Municipales 2026 : Juan Martinez, maire de Bellegarde, défend son bilan et sa vision pour la communauté de communes
À un peu plus d'une semaine du premier tour des élections municipales de 2026, Juan Martinez, maire de Bellegarde et président de la communauté de communes Beaucaire Terre d'Argence, se prépare à un scrutin aux multiples enjeux. Entre la réélection à la tête de sa ville et la préservation de la présidence de la communauté de communes, le maire affirme que cette élection compte double pour l'avenir du territoire.
Une campagne sous tension pour la présidence de la communauté de communes
La campagne se déroule dans un contexte de concurrence affirmée. Juan Martinez doit faire face aux ambitions du maire de Beaucaire, Nelson Chaudon, et du Rassemblement national, qui visent clairement la présidence de la communauté de communes. « Ils l'avaient déjà dans le viseur la dernière fois », rappelle-t-il, tout en soulignant l'importance stratégique de cette fonction. « Gérer la communauté de communes, c'est important pour l'ensemble du territoire, y compris Beaucaire », insiste-t-il, pointant les bénéfices financiers pour les communes membres, comme les taxes foncières générées par l'installation d'entreprises.
Le maire de Bellegarde regrette cependant une campagne qu'il juge trop focalisée sur des oppositions stériles. « Ce n'est pas Beaucaire contre le reste du monde. Juste le choix des électeurs », martèle-t-il, appelant chaque commune à prendre conscience que cette élection a une portée décuplée pour l'avenir collectif.

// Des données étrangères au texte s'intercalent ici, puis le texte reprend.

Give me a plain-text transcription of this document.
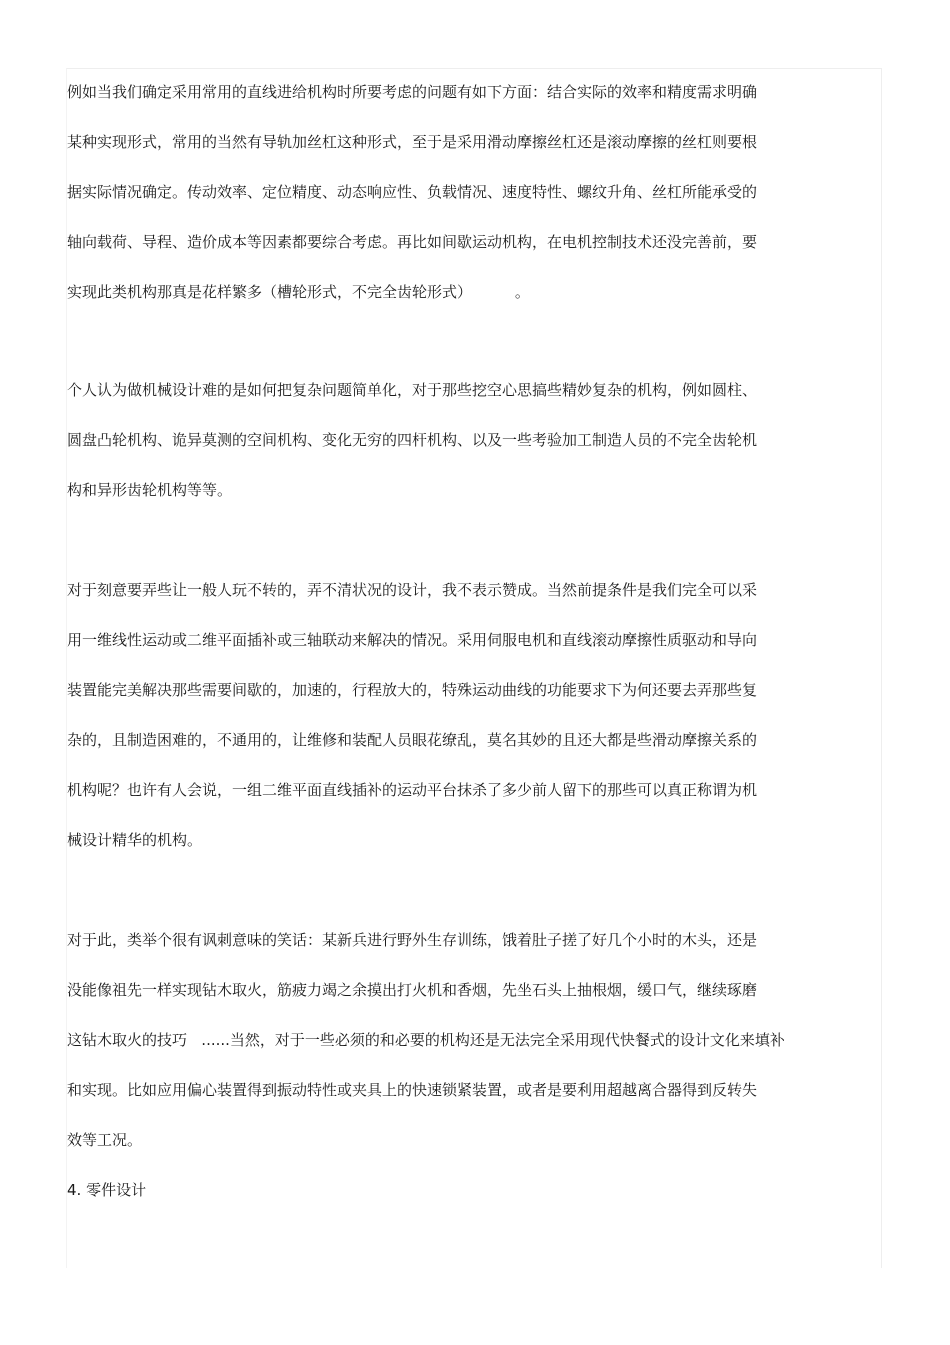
例如当我们确定采用常用的直线进给机构时所要考虑的问题有如下方面：结合实际的效率和精度需求明确
某种实现形式，常用的当然有导轨加丝杠这种形式，至于是采用滑动摩擦丝杠还是滚动摩擦的丝杠则要根
据实际情况确定。传动效率、定位精度、动态响应性、负载情况、速度特性、螺纹升角、丝杠所能承受的
轴向载荷、导程、造价成本等因素都要综合考虑。再比如间歇运动机构，在电机控制技术还没完善前，要
实现此类机构那真是花样繁多（槽轮形式，不完全齿轮形式）         。
个人认为做机械设计难的是如何把复杂问题简单化，对于那些挖空心思搞些精妙复杂的机构，例如圆柱、
圆盘凸轮机构、诡异莫测的空间机构、变化无穷的四杆机构、以及一些考验加工制造人员的不完全齿轮机
构和异形齿轮机构等等。
对于刻意要弄些让一般人玩不转的，弄不清状况的设计，我不表示赞成。当然前提条件是我们完全可以采
用一维线性运动或二维平面插补或三轴联动来解决的情况。采用伺服电机和直线滚动摩擦性质驱动和导向
装置能完美解决那些需要间歇的，加速的，行程放大的，特殊运动曲线的功能要求下为何还要去弄那些复
杂的，且制造困难的，不通用的，让维修和装配人员眼花缭乱，莫名其妙的且还大都是些滑动摩擦关系的
机构呢？也许有人会说，一组二维平面直线插补的运动平台抹杀了多少前人留下的那些可以真正称谓为机
械设计精华的机构。
对于此，类举个很有讽刺意味的笑话：某新兵进行野外生存训练，饿着肚子搓了好几个小时的木头，还是
没能像祖先一样实现钻木取火，筋疲力竭之余摸出打火机和香烟，先坐石头上抽根烟，缓口气，继续琢磨
这钻木取火的技巧   ......当然，对于一些必须的和必要的机构还是无法完全采用现代快餐式的设计文化来填补
和实现。比如应用偏心装置得到振动特性或夹具上的快速锁紧装置，或者是要利用超越离合器得到反转失
效等工况。
4. 零件设计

La viabilité et les ambitions de la communauté de communes Beaucaire Terre d'Argence
Interrogé sur la viabilité d'une communauté de communes à cinq villes, Juan Martinez répond par l'affirmative. Il met en avant des arguments solides : une population importante, des ressources conséquentes et des compétences étendues. « On est la communauté de communes la plus peuplée après les agglomérations de Nîmes, Alès et Bagnols », précise-t-il, ajoutant que la structure excède ses obligations légales en matière de santé et de numérique.
Parmi les réalisations phares, il cite le déploiement précoce d'une fibre communautaire dans les zones d'activité, bien avant l'arrivée de la fibre départementale. Il évoque également des discussions avec d'autres agglomérations sur la gestion des déchets et une dotation de solidarité communautaire de près de 2 millions d'euros reversée aux communes. « Mon objectif premier, c'est de stabiliser la communauté de communes. Sans guerres inutiles », résume-t-il, soulignant que l'intérêt commun réside dans le portage de politiques publiques, l'aménagement et la création d'emplois.
Des combats territoriaux partagés et des projets d'avenir
Juan Martinez et Nelson Chaudon trouvent un terrain d'entente sur au moins un dossier brûlant : l'opposition au projet de ligne à très haute tension entre Jonquières-Saint-Vincent et Fos-sur-Mer. Le maire de Bellegarde détaille l'état d'avancement, mentionnant une concertation nationale du débat public qui a souligné les difficultés majeures du projet. « On attend aujourd'hui la décision du préfet Paca », explique-t-il, tout en préparant une opposition farouche si la déclaration d'utilité publique est signée. « On n'est pas contre la décarbonation, mais ça ne peut pas se faire au détriment des territoires, notamment du Gard », argue-t-il.
Un second combat mobilise les élus : la finalisation du plan Rhône. Juan Martinez dénonce une réduction scandaleuse des travaux de sécurisation, laissant selon lui 19 000 personnes sans protection. « Cette sécurisation de tout le linéaire des 16 kilomètres de la rive droite est absolument indispensable », insiste-t-il, appelant l'État à respecter ses engagements.
Sur le front des projets, le maire énumère plusieurs initiatives pour la communauté de communes :
- Le développement de zones d'activité à Bellegarde et Beaucaire.
- Un projet portuaire à Fourques, lié à la digue du Petit Rhône.
- La réalisation de 45 kilomètres de voies vertes et des projets sur l'itinéraire de la Voie domitienne.
- Un soutien actif à l'installation de médecins, avec des contrats financés pour des étudiants.
Une passion intacte pour le mandat local
Face aux discours sur la désaffection de la fonction de maire, Juan Martinez affiche une détermination sans faille. « Je dis souvent que je suis un passionné, sinon je m'arrêterais », confie-t-il, exprimant son admiration pour les élus des petites communes qui sacrifient beaucoup pour leur territoire. Il défend le modèle des communautés de communes, qu'il juge plus adapté qu'une grosse agglomération pour une approche fine du territoire. « Donc non, je n'ai pas de lassitude. Bien au contraire, je suis déterminé », conclut-il, prêt à relever les défis des municipales 2026.